A Maçonaria é uma ordem iniciática, tradicional e universal, baseada na fraternidade. Ela constitui uma aliança de homens de boa moral, de todas as origens, nacionalidades, cultura e crenças. Os Maçons reúnem-se em Lojas – ou Ateliês – onde se reúnem periódica e ritualmente. O mais importante rito do mundo é o Rito Escocês Antigo e Aceito, que contém 33 graus. Os três primeiros são administrados pelas Grão Mestrado.

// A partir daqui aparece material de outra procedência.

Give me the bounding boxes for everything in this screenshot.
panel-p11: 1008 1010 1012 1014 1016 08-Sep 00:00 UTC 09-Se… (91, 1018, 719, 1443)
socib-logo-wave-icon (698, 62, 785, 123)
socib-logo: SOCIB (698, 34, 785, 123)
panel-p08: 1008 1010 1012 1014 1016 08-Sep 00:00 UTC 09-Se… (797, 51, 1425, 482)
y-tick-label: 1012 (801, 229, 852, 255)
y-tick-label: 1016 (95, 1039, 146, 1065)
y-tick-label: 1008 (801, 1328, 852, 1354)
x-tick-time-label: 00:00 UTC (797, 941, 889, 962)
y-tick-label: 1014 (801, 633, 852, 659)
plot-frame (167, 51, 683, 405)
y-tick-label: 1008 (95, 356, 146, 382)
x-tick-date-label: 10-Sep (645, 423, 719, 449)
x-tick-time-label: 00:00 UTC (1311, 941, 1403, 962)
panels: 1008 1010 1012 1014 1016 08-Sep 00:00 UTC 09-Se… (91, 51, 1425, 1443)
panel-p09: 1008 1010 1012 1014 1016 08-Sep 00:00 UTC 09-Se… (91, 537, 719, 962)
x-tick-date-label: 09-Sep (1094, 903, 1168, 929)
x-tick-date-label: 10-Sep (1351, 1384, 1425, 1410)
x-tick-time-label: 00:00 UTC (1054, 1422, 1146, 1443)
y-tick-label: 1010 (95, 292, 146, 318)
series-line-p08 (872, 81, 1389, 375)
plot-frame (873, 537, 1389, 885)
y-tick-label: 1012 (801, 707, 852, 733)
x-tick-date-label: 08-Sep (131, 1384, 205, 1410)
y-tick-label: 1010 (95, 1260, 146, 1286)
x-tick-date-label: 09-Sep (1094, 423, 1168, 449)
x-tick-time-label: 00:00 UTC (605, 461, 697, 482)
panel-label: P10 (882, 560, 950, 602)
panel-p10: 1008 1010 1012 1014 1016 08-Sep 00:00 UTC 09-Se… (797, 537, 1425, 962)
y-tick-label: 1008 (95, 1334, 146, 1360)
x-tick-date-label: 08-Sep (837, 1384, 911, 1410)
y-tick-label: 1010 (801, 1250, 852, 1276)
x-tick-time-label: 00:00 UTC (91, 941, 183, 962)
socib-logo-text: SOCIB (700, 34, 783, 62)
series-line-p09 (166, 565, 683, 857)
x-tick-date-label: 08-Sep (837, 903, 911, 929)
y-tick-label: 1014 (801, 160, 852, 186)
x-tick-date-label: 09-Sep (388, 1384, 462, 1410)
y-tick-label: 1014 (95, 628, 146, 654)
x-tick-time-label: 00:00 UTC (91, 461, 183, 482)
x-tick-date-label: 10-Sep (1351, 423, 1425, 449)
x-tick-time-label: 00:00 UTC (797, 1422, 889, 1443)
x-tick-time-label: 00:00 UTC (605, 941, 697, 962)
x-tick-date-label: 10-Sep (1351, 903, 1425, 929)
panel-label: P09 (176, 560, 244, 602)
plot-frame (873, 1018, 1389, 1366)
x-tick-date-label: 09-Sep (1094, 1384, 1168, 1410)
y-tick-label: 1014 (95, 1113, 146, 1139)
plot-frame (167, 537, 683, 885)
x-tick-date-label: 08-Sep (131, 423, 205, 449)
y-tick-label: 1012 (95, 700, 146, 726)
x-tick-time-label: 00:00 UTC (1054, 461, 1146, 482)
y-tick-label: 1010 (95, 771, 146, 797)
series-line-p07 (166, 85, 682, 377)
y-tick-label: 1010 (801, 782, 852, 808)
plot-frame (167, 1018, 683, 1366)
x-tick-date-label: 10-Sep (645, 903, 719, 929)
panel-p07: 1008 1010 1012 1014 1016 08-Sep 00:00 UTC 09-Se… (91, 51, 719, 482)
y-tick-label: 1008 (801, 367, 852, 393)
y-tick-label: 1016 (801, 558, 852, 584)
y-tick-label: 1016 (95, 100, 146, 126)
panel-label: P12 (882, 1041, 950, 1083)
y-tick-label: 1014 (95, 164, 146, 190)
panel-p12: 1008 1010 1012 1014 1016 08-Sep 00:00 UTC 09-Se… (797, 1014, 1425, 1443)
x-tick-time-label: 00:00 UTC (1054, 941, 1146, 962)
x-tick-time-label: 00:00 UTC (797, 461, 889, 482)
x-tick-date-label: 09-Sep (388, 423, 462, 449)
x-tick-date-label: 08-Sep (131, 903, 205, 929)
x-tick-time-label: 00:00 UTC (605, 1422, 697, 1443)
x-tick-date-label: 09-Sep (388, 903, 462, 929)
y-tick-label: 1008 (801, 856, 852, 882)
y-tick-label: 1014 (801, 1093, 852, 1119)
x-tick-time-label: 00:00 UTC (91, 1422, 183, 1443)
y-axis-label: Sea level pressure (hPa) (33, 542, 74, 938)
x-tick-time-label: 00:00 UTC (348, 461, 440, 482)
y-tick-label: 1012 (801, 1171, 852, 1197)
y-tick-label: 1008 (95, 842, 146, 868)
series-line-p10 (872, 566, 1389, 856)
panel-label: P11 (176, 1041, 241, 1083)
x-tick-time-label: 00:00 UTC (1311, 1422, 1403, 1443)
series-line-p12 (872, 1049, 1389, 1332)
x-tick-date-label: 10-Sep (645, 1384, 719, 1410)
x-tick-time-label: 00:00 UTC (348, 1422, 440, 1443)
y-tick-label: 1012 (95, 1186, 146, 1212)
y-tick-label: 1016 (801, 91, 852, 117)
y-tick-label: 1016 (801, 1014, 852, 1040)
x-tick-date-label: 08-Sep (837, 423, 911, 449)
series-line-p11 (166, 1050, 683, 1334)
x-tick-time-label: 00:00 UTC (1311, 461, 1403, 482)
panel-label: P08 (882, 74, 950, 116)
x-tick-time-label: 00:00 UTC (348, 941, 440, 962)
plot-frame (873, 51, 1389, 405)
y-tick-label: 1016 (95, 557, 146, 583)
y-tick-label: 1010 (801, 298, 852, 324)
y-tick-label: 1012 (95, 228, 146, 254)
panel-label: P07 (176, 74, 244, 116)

Os restantes 30 graus (do 4º ao 33º Grau) são administrados pelo “Supremo Conselho do 33º”. Todos os Supremos Conselhos regularmente constituídos no mundo trabalham “para a Glória do Grande Arquiteto do Universo.” A sua divisa é “DEUS MEUMQUE JUS”. Estas instituições são definidas pelos textos fundadores, pelas Constituições de Bordéus de 1762, pela Grande Constituição de Berlim de 1786 e revista no Convento Internacional do Supremos Conselhos reunidos em Lausana em 1875. Cada Supremo Conselho tem a sua soberania plena no seu território, uma soberania plena e com total independência. Os Supremos Conselhos não interferem na legislação e administração do Grão Mestrado, e governam exclusivamente as oficinas do 4º ao 33º grau.